Странное, право, время! Неудивительно, что происходит смятение умов и что один из моих приятелей, который был атеистом, пока хранил безупречную верность супруге, вдруг обратился в христианство, когда совершил прелюбодеяние.
Ах, эти мелкие скрытники, комедианты, лицемеры – они, однако, очень трогательны! Поверьте, все трогательны, даже когда они разжигают в небесах пожар. Атеисты они или богомольцы, чтят ли они Москву или Бостон – все они христиане, так уж у них от отца к сыну идет. Но если нет больше отцовской власти, кто же будет хлопать по пальцам указкой? Люди свободны, пусть уж как нибудь сами выворачиваются, но, так как они больше всего боятся свободы и кары, ожидающей их за эту свободу, они просят, чтоб их хлопали по пальцам, изобретают страшные указки, спешно воздвигают костры, чтобы заменить ими церковь. Сущие Савонаролы, право! Но они верят только в смертный грех и никогда не поверят в благодать. О благодати они, конечно, думают. Они мечтают о благодати, о всеобщем «да», о непосредственности, благоденствии и, как знать (ведь они сентиментальные), грезят о помолвках: невеста – молоденькая, свеженькая девушка, жених – статный мужчина, в честь обручения гремит музыка. А я не отличаюсь сентиментальностью, так знаете, о чем я мечтал? О том, чтобы предаваться любви душой и телом, день и ночь, в непрестанном объятии, в экстазе наслаждения – и пусть так будет пять лет, а потом – смерть. Увы!
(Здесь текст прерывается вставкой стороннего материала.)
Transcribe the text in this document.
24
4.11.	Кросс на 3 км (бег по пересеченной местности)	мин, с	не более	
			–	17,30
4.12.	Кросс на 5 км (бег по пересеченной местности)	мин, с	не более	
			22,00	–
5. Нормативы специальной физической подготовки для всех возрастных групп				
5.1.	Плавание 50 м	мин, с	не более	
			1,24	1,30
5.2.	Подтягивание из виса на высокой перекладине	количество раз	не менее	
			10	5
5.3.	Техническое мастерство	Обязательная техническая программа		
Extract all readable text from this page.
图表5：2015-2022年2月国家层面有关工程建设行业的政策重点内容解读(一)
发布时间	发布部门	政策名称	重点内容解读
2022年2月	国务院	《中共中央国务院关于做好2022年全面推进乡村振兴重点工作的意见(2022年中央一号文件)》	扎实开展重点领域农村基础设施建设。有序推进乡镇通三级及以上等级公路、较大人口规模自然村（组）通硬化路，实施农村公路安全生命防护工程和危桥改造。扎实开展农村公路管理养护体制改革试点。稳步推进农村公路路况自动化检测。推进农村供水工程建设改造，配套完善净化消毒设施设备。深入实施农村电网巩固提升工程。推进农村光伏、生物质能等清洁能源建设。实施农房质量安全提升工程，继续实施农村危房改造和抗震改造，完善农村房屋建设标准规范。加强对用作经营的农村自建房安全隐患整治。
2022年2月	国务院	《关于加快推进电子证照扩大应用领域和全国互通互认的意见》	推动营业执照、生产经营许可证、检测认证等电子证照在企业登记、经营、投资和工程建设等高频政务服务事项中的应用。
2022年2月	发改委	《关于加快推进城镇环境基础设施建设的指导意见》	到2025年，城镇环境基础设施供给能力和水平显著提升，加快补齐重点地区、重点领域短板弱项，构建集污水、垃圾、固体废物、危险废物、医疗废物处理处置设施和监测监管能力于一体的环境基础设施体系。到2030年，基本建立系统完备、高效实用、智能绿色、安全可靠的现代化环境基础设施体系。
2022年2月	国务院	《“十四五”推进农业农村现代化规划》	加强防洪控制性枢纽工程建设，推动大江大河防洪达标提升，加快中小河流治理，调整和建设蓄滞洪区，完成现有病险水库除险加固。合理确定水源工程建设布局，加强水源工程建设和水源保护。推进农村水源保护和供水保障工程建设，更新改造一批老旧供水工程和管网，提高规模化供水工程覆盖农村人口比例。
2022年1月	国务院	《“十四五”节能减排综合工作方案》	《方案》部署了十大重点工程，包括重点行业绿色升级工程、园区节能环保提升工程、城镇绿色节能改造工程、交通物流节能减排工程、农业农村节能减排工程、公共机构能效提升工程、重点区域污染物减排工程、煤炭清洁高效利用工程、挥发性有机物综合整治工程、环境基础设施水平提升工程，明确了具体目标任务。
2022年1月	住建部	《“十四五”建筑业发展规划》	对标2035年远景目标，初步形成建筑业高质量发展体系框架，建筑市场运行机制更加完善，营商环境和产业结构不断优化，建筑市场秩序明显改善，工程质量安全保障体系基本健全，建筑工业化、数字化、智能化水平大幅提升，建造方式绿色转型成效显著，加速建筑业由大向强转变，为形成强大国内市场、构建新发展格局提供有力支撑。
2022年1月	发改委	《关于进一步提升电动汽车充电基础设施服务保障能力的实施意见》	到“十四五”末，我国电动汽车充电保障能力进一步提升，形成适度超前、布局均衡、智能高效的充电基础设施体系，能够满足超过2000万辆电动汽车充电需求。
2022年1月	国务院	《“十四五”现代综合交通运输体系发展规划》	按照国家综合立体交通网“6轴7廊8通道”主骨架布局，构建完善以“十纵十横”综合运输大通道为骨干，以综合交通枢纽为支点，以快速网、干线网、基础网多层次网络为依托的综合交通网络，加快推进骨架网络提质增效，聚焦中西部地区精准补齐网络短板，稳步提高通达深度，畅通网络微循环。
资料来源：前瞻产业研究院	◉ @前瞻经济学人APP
Ну а раз нет целомудренных помолвок или непрестанной любви, пусть уж будет брак со всей его грубостью, супружеской властью и плеткой. Главное – чтобы все стало просто, как для ребенка, чтобы каждое действие предписывалось да чтобы добро и зло были определены произвольно, зато вполне очевидно. И я на это согласен, при всем моем сицилианстве и яванстве, а уж к христианам меня никак нельзя отнести, хотя к первому из них я полон самых добрых чувств. Но на парижских мостах я узнал, что и я боюсь свободы. Да здравствует же господин, каков бы он ни был, лишь бы он заменял закон небес! «Отче наш, временно находящийся на земле… О руководители наши, главари очаровательно строгие, вожаки жестокие и многолюбимые!..» Словом, как видите, главное в том, чтобы не быть свободным и в раскаянии своем повиноваться тому, кто хитрее тебя. И раз все мы будем виновны – вот вам и демократия. Да еще учтите, дорогой друг, ведь надо отомстить за то, что мы должны умирать одиноко. Умираем мы в одиночестве, а рабство – всеобщее состояние. Не только мы, но и другие будут порабощены одновременно с нами – вот что важно. Все наконец объединятся, правда стоя на коленях и склонив голову.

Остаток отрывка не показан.